Asked whether he would do anything differently than he did during the past three years, Jaruzelski asserted that the strategic decision to impose martial law in December 1981 was the only possible one, adding that "tactically many decisions could have been carried out with greater accuracy."
Jaruzelski accused the West German government of contributing to the collapse of detente, describing its policies, including the stationing in 1983 of new U.S. medium-range nuclear missiles there, as suicidal. At the same time he said the appearance of "revanchist" tendencies have created "mistrust" as to Bonn's intentions. The term refers to the claims on former German territories ceded to Poland after World War II. The German problem, he said, "was solved by Adolf Hitler."

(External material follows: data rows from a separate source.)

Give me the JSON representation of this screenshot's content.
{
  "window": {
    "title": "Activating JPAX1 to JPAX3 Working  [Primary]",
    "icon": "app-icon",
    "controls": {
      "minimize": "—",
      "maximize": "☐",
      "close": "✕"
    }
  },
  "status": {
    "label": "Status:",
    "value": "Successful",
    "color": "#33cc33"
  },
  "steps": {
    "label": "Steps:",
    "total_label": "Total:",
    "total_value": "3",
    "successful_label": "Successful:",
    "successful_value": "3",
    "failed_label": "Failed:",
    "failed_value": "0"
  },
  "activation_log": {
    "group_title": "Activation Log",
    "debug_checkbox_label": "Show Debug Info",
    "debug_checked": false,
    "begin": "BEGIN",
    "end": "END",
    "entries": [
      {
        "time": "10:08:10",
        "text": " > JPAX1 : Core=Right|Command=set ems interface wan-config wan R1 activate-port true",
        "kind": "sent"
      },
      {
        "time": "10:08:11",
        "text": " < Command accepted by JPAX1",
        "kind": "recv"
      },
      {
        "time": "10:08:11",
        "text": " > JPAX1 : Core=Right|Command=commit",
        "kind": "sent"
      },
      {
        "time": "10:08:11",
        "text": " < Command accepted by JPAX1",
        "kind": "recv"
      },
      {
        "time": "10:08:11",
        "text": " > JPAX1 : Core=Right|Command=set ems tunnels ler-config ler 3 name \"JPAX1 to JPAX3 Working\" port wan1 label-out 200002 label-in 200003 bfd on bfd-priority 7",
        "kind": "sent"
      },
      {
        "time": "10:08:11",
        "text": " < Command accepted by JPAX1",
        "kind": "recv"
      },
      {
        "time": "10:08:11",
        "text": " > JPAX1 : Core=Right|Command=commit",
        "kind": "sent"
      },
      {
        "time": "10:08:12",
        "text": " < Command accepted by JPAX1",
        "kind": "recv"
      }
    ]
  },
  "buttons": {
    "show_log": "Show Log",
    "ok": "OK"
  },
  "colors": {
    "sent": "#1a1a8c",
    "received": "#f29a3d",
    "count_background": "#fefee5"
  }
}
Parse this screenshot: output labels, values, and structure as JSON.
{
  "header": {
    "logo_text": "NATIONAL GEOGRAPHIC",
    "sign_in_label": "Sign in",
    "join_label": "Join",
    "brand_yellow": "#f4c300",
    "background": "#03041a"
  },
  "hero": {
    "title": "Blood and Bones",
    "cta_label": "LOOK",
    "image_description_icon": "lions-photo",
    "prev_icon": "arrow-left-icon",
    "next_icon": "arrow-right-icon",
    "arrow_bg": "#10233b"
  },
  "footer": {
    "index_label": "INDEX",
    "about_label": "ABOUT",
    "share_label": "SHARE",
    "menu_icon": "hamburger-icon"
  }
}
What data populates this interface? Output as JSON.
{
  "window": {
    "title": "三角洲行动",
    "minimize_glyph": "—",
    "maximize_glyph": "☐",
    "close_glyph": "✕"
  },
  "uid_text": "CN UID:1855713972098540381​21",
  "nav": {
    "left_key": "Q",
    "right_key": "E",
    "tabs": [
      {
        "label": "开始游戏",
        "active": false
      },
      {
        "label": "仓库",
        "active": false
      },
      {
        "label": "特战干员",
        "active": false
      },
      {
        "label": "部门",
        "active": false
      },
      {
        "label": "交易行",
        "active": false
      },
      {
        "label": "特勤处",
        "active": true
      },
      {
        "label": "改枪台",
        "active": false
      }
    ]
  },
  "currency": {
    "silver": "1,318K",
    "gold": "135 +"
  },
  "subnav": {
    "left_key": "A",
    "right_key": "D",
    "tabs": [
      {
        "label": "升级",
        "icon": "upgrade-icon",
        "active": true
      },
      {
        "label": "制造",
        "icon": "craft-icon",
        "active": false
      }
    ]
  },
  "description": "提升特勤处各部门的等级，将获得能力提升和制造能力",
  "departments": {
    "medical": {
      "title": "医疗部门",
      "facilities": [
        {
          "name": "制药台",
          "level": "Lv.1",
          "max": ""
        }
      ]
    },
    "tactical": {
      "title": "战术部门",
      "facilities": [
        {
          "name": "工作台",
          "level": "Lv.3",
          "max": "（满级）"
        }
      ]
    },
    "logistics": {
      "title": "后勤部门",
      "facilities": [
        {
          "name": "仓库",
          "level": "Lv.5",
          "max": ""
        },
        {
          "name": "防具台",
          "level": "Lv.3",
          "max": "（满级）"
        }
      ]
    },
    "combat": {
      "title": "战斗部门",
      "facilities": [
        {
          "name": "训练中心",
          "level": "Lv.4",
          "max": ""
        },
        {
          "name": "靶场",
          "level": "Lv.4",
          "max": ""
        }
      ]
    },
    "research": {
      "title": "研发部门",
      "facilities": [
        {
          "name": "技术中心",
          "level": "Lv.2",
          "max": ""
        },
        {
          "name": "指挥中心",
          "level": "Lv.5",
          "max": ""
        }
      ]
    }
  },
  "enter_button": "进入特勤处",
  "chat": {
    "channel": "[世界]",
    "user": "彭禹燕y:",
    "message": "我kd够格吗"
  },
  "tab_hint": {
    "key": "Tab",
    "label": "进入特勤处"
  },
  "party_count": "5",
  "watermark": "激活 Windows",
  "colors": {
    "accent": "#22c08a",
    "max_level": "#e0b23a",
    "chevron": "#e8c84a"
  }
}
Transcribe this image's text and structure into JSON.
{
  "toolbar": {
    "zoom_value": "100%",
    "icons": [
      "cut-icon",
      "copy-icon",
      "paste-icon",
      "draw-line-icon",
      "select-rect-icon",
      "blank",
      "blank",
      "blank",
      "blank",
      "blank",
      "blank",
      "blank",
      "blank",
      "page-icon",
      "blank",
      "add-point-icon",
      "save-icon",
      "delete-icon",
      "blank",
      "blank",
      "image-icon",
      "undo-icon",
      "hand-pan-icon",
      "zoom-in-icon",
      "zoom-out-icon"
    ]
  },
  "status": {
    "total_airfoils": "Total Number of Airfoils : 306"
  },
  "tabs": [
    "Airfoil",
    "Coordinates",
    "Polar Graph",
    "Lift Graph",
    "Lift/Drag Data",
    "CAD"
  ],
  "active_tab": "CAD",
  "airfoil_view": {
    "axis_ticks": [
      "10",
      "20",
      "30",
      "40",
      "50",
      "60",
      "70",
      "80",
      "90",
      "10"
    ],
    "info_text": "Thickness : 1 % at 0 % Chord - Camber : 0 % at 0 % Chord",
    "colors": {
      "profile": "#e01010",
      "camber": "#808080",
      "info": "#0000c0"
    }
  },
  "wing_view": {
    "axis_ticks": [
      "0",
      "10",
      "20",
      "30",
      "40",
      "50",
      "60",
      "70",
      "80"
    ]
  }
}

Poland's place in the world, he made clear, was anchored in the Soviet Bloc. "Anyone who sees the world clearly must admit that a country cannot be suspended in a vacuum," he said. Poland, he added, has "lived through such periods in the past," and the fate of Poland cannot be divorced "from the changes which have taken place in our time."
Jaruzelski told what he called a "bitter joke" circulating in Poland at the beginning of the century, when the country was divided among Russia, Germany and Austria.
A teacher in an international school, the joke goes, asked his students to write an essay about elephants. A French student wrote about the love life of elephants, a German student focused on the possible use of elephants in economic activities, but a Polish student's essay was titled "Elephants and the Polish Question."
"Well," the general said, "the biggest achievement of the Polish left was to liquidate this question."